Most of us are aware of the importance of maintaining good balance as we age. Static poses can help. As the name suggests these types of exercises are done while standing still, either on one leg or two. In this article we’ll focus on single-leg static exercises. You will notice that, in addition to strengthening the supporting leg, static poses challenge the center of mass while the sole of the foot remains in a fixed position. Practice these exercise progressions on a regular basis and notice the improvement in your balance.
Single Leg Stance Exercise
Safety Reminder: Always begin balance exercises in a safe environment with a sturdy chair nearby in case you need to touch it to regain balance. The kitchen or bathroom counter, a wall, or the corner of a room may also provide a supportive space to practice balance exercises. If you become dizzy or feel you are losing your balance at any time during the exercises plant both feet firmly on the ground and lightly touch the chair, counter or wall space you are working next to.
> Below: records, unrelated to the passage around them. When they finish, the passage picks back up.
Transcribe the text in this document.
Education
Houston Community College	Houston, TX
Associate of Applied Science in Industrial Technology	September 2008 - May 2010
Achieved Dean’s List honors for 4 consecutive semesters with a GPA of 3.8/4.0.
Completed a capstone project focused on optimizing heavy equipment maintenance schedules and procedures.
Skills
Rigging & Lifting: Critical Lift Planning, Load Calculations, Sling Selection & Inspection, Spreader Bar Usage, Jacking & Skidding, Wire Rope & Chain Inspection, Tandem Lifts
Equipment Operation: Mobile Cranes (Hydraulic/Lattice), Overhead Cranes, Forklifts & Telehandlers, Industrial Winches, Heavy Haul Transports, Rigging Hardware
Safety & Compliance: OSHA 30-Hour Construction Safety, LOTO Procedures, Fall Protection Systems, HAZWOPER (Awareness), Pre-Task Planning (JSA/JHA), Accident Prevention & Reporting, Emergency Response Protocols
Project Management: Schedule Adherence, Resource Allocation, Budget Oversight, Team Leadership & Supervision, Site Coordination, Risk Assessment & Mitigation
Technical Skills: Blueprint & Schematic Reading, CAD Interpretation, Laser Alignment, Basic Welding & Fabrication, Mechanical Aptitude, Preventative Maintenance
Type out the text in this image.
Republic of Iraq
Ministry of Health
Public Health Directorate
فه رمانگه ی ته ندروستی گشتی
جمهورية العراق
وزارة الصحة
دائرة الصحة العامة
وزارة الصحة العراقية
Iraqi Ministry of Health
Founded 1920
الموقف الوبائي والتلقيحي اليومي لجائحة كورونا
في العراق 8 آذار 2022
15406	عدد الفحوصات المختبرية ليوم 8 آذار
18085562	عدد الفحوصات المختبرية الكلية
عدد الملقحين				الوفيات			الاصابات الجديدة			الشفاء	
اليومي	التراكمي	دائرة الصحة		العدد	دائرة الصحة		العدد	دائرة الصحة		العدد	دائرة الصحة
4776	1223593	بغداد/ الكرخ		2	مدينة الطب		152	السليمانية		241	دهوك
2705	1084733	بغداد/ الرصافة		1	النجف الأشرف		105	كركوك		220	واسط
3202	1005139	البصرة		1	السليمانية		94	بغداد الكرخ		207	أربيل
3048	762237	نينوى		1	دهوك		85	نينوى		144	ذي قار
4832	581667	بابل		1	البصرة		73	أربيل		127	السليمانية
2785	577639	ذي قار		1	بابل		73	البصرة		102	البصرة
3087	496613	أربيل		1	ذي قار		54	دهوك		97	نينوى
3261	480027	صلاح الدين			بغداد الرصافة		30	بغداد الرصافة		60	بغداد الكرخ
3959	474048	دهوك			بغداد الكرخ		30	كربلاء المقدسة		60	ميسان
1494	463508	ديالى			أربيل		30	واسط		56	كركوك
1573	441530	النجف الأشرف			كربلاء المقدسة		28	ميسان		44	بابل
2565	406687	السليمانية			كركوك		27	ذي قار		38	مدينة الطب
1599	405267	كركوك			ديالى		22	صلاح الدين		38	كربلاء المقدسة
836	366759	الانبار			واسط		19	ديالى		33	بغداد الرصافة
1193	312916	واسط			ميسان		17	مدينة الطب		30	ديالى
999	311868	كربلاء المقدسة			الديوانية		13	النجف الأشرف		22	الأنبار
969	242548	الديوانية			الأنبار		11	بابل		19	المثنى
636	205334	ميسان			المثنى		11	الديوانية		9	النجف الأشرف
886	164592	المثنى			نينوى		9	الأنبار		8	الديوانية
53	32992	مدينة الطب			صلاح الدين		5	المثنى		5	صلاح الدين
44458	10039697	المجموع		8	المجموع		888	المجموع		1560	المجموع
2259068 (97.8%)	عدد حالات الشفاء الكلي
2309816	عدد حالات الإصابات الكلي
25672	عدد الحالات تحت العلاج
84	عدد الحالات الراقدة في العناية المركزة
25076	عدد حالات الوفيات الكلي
1) Stand tall and feel strong from the base of the feet, up through the spine, to the crown of the head.
2) Gently shift the weight to one leg and lift the other foot off the ground at ankle level (Tips: Keep your glutes and core engaged and feeling strong. Touch the tip of your tongue to the roof of your mouth and the tips of your thumbs to the tips of your middle fingers. Continue to feel a lengthening through the spine.)
3) Hold this position for 20 seconds while maintaining a strong core. Relax and repeat on the other leg.
1) Instead of lifting the foot off the ground at ankle level, lift the knee higher so it forms a 90 degree angle (as pictured). Place a book or lightweight object above the knee and balance it there for 20 seconds.
2) While in the one-leg stance position, turn your attention to the weight being evenly dispersed across the complete surface of the sole (of the supporting foot). Next, subtly shift your weight from one side of the sole to the other side. When you feel comfortable with that, try shifting the weight back and forth from the heel to toes.
3) To challenge static balance further, try the exercises above with eyes closed. *NOTE: Before trying this advanced exercise please review the safety reminder above and make sure you are in a safe environment. Open your eyes immediately if you feel any dizziness or loss of balance.